Usually only one side of the body is affected and pain and blisters are experienced on the chest, back, neck and forehead.
Shingles can be extremely painful, and can be present for several days prior to the skin eruption of blisters. Fever, headache, enlarged and tender lymph nodes often occurs with shingles. In some instances pain can persist for many months (post-herpetic neuralgia).
Reoccurrence of herpes
Reoccurrence of Type 1 herpes simplex tends to produce smaller lesions around the mouth with smaller, grouped blisters. Reoccurrence of Type 2 herpes simplex tends to be confined to the same area (buttocks and groin) but can also occur on the face.
The distribution of the blisters can be in a cluster or a line with an underlying red base. Enlarged lymph nodes and mild fever occasionally occurs with the infection.

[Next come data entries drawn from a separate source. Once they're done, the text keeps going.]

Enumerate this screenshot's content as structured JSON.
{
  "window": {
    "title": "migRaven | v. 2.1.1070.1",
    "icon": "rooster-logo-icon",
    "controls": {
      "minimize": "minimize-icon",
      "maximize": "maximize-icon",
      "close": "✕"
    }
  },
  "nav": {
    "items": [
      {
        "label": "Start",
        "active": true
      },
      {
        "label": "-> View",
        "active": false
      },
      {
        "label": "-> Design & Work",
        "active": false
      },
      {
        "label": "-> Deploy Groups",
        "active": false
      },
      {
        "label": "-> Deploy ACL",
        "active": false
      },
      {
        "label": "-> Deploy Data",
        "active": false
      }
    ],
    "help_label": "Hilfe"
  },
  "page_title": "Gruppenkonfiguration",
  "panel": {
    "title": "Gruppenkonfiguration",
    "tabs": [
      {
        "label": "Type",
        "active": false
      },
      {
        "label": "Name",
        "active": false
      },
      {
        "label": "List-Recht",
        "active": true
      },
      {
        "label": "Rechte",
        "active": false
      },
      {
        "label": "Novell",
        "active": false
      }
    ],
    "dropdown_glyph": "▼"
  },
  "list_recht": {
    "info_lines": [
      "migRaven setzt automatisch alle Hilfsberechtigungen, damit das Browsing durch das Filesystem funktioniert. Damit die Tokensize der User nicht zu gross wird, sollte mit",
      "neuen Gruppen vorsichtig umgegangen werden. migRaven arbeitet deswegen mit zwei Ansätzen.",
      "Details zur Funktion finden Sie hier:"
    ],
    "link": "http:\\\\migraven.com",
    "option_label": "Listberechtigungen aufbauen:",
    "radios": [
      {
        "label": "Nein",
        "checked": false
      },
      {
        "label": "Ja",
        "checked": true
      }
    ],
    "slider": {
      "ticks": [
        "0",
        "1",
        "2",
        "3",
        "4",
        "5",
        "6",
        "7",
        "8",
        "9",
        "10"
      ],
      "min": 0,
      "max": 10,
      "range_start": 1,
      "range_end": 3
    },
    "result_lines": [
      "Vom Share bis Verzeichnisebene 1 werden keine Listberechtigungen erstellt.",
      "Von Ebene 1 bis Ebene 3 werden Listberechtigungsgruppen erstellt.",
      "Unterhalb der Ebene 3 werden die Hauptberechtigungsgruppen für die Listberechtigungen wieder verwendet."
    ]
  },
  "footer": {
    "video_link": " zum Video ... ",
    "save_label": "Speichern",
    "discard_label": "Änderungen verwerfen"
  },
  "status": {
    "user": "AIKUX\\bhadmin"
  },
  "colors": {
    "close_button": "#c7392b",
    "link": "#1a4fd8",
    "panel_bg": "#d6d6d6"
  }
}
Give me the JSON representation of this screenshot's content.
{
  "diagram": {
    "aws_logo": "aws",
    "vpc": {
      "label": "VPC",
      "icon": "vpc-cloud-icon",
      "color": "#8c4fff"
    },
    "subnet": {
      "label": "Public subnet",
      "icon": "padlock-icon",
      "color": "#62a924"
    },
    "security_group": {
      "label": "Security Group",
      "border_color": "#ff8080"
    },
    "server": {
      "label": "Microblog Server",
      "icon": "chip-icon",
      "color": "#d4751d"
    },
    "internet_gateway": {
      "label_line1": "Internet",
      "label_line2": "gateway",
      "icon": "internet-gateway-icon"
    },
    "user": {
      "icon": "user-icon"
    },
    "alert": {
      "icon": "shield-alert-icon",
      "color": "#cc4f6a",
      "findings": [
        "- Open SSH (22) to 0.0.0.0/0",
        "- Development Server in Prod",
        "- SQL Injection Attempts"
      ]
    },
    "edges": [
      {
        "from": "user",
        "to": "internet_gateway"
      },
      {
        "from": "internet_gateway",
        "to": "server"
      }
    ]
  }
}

Recurrences can be triggered by:
- emotional stress and fatigue
- infections including upper respiratory tract infections
- trauma to the affected area
- high arginine and low lysine diet
- unprotected sex (including oral sex)
- a compromised immune system
- menstruation in females
- dental surgery
- trauma to the skin or ganglia
- sun and ultraviolet light exposure
Long term effects of Herpes
Although the disorder itself causes embarrassing lesions that are fairly obvious, Herpes simplex is not a particularly serious disorder in terms of the extent of the lesions.
Occasionally complications such as an eye or throat infection, eczema or erythema multiforme can occur
Long term however, recent studies have found that the presence of the herpes virus is linked to other health disorders such as Alzheimer’s disease. For this reason alone, it is highly important that the virus is properly eradicated from the body.